Quebec Minister of International Affairs
- In office December 15, 1998 – April 29, 2003
- Premier: Lucien Bouchard; Bernard Landry;
- Preceded by: Sylvain Simard
- Succeeded by: Monique Gagnon-Tremblay
- In office October 6, 1985 – December 12, 1985
- Premier: Pierre Marc Johnson
- Preceded by: Bernard Landry
- Succeeded by: Gil Rémillard

Quebec Minister of Culture and Communications
- In office August 3, 1995 – December 15, 1998
- Premier: Jacques Parizeau; Lucien Bouchard;
- Preceded by: Jacques Parizeau
- Succeeded by: Agnès Maltais

Member of the National Assembly of Quebec
- In office December 8, 2008 – September 4, 2012
- Preceded by: Rita Dionne-Marsolais
- Succeeded by: Jean-François Lisée
- Constituency: Rosemont
- In office September 12, 1994 – April 14, 2003
- Preceded by: Lucienne Robillard
- Succeeded by: Diane Legault
- Constituency: Chambly

Personal details
- Born: September 26, 1945 (age 80) Quebec City, Quebec, Canada
- Party: Parti Québécois → Independent → Parti Québécois

= Louise Beaudoin =

Canadian politician (born 1945)

Louise Beaudoin (/fr/; born September 26, 1945) is a Canadian politician who represented the electoral district of Rosemont in the National Assembly of Quebec until 2012, as a member of the Parti Québécois (PQ).
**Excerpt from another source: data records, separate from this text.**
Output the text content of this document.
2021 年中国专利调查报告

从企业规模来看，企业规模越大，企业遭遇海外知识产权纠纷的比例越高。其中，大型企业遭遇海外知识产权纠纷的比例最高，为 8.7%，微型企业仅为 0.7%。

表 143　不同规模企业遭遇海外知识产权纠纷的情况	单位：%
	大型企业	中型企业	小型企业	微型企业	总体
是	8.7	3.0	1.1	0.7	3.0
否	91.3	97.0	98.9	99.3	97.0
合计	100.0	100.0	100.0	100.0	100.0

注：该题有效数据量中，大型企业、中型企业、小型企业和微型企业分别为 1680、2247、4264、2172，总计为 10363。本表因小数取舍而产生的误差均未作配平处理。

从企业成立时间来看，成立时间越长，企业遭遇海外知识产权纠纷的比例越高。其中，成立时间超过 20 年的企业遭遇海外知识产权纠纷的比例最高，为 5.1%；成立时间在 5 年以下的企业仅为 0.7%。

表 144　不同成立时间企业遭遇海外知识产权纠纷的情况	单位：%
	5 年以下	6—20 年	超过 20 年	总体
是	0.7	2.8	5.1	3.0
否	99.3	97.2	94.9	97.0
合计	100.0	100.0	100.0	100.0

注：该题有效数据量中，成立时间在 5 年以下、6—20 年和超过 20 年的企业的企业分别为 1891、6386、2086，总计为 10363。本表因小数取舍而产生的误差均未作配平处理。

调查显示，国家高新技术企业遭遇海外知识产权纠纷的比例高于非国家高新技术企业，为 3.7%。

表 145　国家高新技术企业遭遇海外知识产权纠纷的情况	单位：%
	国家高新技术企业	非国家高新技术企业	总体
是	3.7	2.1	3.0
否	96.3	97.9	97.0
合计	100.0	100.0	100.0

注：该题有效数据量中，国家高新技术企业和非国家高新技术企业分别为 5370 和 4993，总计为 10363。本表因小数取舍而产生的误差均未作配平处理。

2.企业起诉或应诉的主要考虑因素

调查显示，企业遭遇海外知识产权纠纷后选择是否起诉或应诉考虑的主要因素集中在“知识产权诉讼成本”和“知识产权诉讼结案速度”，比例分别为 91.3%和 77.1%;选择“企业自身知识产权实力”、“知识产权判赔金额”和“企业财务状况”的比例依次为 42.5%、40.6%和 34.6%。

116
She sat as an independent from June 6, 2011 to April 3, 2012. She is best known for her previous tenure as a Member of the National Assembly (MNA) for Chambly, from 1994 to 2003, when she occupied various ministerial positions.

==Biography==
Beaudoin earned a master's degree in history from Université Laval and a master's degree in sociology at the Sorbonne. As a student, like many contemporaries, she was associated with Quebec separatists.
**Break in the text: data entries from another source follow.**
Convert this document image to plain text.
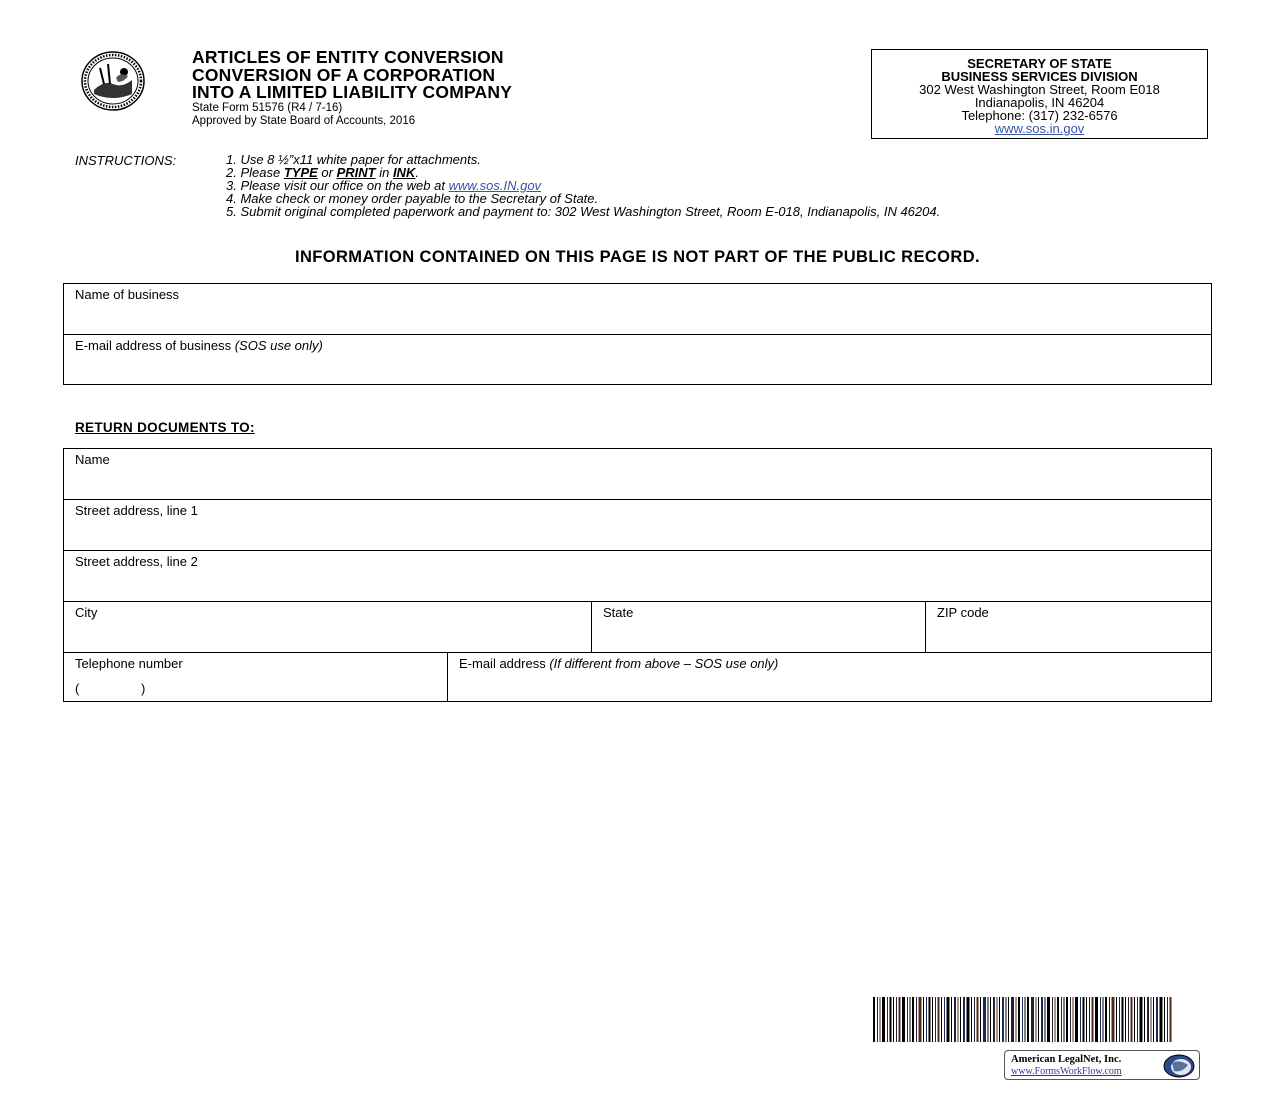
ARTICLES OF ENTITY CONVERSION
CONVERSION OF A CORPORATION
INTO A LIMITED LIABILITY COMPANY
State Form 51576 (R4 / 7-16)
Approved by State Board of Accounts, 2016
SECRETARY OF STATE
BUSINESS SERVICES DIVISION
302 West Washington Street, Room E018
Indianapolis, IN 46204
Telephone: (317) 232-6576
www.sos.in.gov
INSTRUCTIONS:	1. Use 8 ½”x11 white paper for attachments.
2. Please TYPE or PRINT in INK.
3. Please visit our office on the web at www.sos.IN.gov
4. Make check or money order payable to the Secretary of State.
5. Submit original completed paperwork and payment to: 302 West Washington Street, Room E-018, Indianapolis, IN 46204.
INFORMATION CONTAINED ON THIS PAGE IS NOT PART OF THE PUBLIC RECORD.
Name of business
E-mail address of business (SOS use only)
RETURN DOCUMENTS TO:
Name
Street address, line 1
Street address, line 2
City	State	ZIP code
Telephone number
(	)
E-mail address (If different from above – SOS use only)
American LegalNet, Inc.
www.FormsWorkFlow.com
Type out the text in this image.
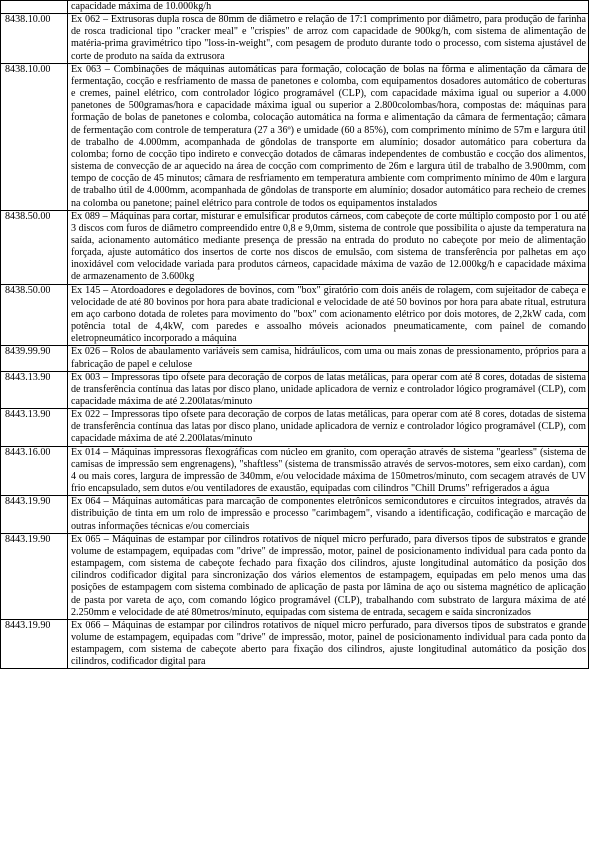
	capacidade máxima de 10.000kg/h
8438.10.00	Ex 062 – Extrusoras dupla rosca de 80mm de diâmetro e relação de 17:1 comprimento por diâmetro, para produção de farinha de rosca tradicional tipo "cracker meal" e "crispies" de arroz com capacidade de 900kg/h, com sistema de alimentação de matéria-prima gravimétrico tipo "loss-in-weight", com pesagem de produto durante todo o processo, com sistema ajustável de corte de produto na saída da extrusora
8438.10.00	Ex 063 – Combinações de máquinas automáticas para formação, colocação de bolas na fôrma e alimentação da câmara de fermentação, cocção e resfriamento de massa de panetones e colomba, com equipamentos dosadores automático de coberturas e cremes, painel elétrico, com controlador lógico programável (CLP), com capacidade máxima igual ou superior a 4.000 panetones de 500gramas/hora e capacidade máxima igual ou superior a 2.800colombas/hora, compostas de: máquinas para formação de bolas de panetones e colomba, colocação automática na forma e alimentação da câmara de fermentação; câmara de fermentação com controle de temperatura (27 a 36º) e umidade (60 a 85%), com comprimento mínimo de 57m e largura útil de trabalho de 4.000mm, acompanhada de gôndolas de transporte em alumínio; dosador automático para cobertura da colomba; forno de cocção tipo indireto e convecção dotados de câmaras independentes de combustão e cocção dos alimentos, sistema de convecção de ar aquecido na área de cocção com comprimento de 26m e largura útil de trabalho de 3.900mm, com tempo de cocção de 45 minutos; câmara de resfriamento em temperatura ambiente com comprimento mínimo de 40m e largura de trabalho útil de 4.000mm, acompanhada de gôndolas de transporte em alumínio; dosador automático para recheio de cremes na colomba ou panetone; painel elétrico para controle de todos os equipamentos instalados
8438.50.00	Ex 089 – Máquinas para cortar, misturar e emulsificar produtos cárneos, com cabeçote de corte múltiplo composto por 1 ou até 3 discos com furos de diâmetro compreendido entre 0,8 e 9,0mm, sistema de controle que possibilita o ajuste da temperatura na saída, acionamento automático mediante presença de pressão na entrada do produto no cabeçote por meio de alimentação forçada, ajuste automático dos insertos de corte nos discos de emulsão, com sistema de transferência por palhetas em aço inoxidável com velocidade variada para produtos cárneos, capacidade máxima de vazão de 12.000kg/h e capacidade máxima de armazenamento de 3.600kg
8438.50.00	Ex 145 – Atordoadores e degoladores de bovinos, com "box" giratório com dois anéis de rolagem, com sujeitador de cabeça e velocidade de até 80 bovinos por hora para abate tradicional e velocidade de até 50 bovinos por hora para abate ritual, estrutura em aço carbono dotada de roletes para movimento do "box" com acionamento elétrico por dois motores, de 2,2kW cada, com potência total de 4,4kW, com paredes e assoalho móveis acionados pneumaticamente, com painel de comando eletropneumático incorporado a máquina
8439.99.90	Ex 026 – Rolos de abaulamento variáveis sem camisa, hidráulicos, com uma ou mais zonas de pressionamento, próprios para a fabricação de papel e celulose
8443.13.90	Ex 003 – Impressoras tipo ofsete para decoração de corpos de latas metálicas, para operar com até 8 cores, dotadas de sistema de transferência contínua das latas por disco plano, unidade aplicadora de verniz e controlador lógico programável (CLP), com capacidade máxima de até 2.200latas/minuto
8443.13.90	Ex 022 – Impressoras tipo ofsete para decoração de corpos de latas metálicas, para operar com até 8 cores, dotadas de sistema de transferência contínua das latas por disco plano, unidade aplicadora de verniz e controlador lógico programável (CLP), com capacidade máxima de até 2.200latas/minuto
8443.16.00	Ex 014 – Máquinas impressoras flexográficas com núcleo em granito, com operação através de sistema "gearless" (sistema de camisas de impressão sem engrenagens), "shaftless" (sistema de transmissão através de servos-motores, sem eixo cardan), com 4 ou mais cores, largura de impressão de 340mm, e/ou velocidade máxima de 150metros/minuto, com secagem através de UV frio encapsulado, sem dutos e/ou ventiladores de exaustão, equipadas com cilindros "Chill Drums" refrigerados a água
8443.19.90	Ex 064 – Máquinas automáticas para marcação de componentes eletrônicos semicondutores e circuitos integrados, através da distribuição de tinta em um rolo de impressão e processo "carimbagem", visando a identificação, codificação e marcação de outras informações técnicas e/ou comerciais
8443.19.90	Ex 065 – Máquinas de estampar por cilindros rotativos de níquel micro perfurado, para diversos tipos de substratos e grande volume de estampagem, equipadas com "drive" de impressão, motor, painel de posicionamento individual para cada ponto da estampagem, com sistema de cabeçote fechado para fixação dos cilindros, ajuste longitudinal automático da posição dos cilindros codificador digital para sincronização dos vários elementos de estampagem, equipadas em pelo menos uma das posições de estampagem com sistema combinado de aplicação de pasta por lâmina de aço ou sistema magnético de aplicação de pasta por vareta de aço, com comando lógico programável (CLP), trabalhando com substrato de largura máxima de até 2.250mm e velocidade de até 80metros/minuto, equipadas com sistema de entrada, secagem e saída sincronizados
8443.19.90	Ex 066 – Máquinas de estampar por cilindros rotativos de níquel micro perfurado, para diversos tipos de substratos e grande volume de estampagem, equipadas com "drive" de impressão, motor, painel de posicionamento individual para cada ponto da estampagem, com sistema de cabeçote aberto para fixação dos cilindros, ajuste longitudinal automático da posição dos cilindros, codificador digital para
In the 1970s, she worked at the École nationale d'administration publique (ENAP). She was also director of Claude Morin's office. Posted to the Délégation générale du Québec à Paris from 1984–1985, she was close to René Lévesque in the last years of his life.

Beaudoin was elected as a péquiste in the riding of Chambly in 1994, and re-elected in 1998.

During her time as MNA of Chambly, Beaudoin had several portfolios. At various times she was the minister responsible for the Charter of the French Language, international relations, intergovernmental relations, La Francophonie, Culture and Communications, and globalization. She received some English press coverage for her spirited defence of Bill 101 on an episode of 60 Minutes. Her stringent enforcement of Bill 101 didn't play well with the Anglophone communities in Quebec, and she was famously portrayed as a leather-clad dominatrix by popular Montreal Gazette cartoonist Aislin. On several occasions she has made controversial remarks about culture, claiming, for example, that multiculturalism is a Canadian value but not a Quebec one. With Sheila Copps, the Minister for Canadian Heritage, Beaudoin also worked for the adoption of the UNESCO Universal Declaration on Cultural Diversity, voted on after the September 11 attacks in 2001. The same year, she accused the federal government of lying for not permitting Quebec premier Bernard Landry to participate in the Summit of the Americas.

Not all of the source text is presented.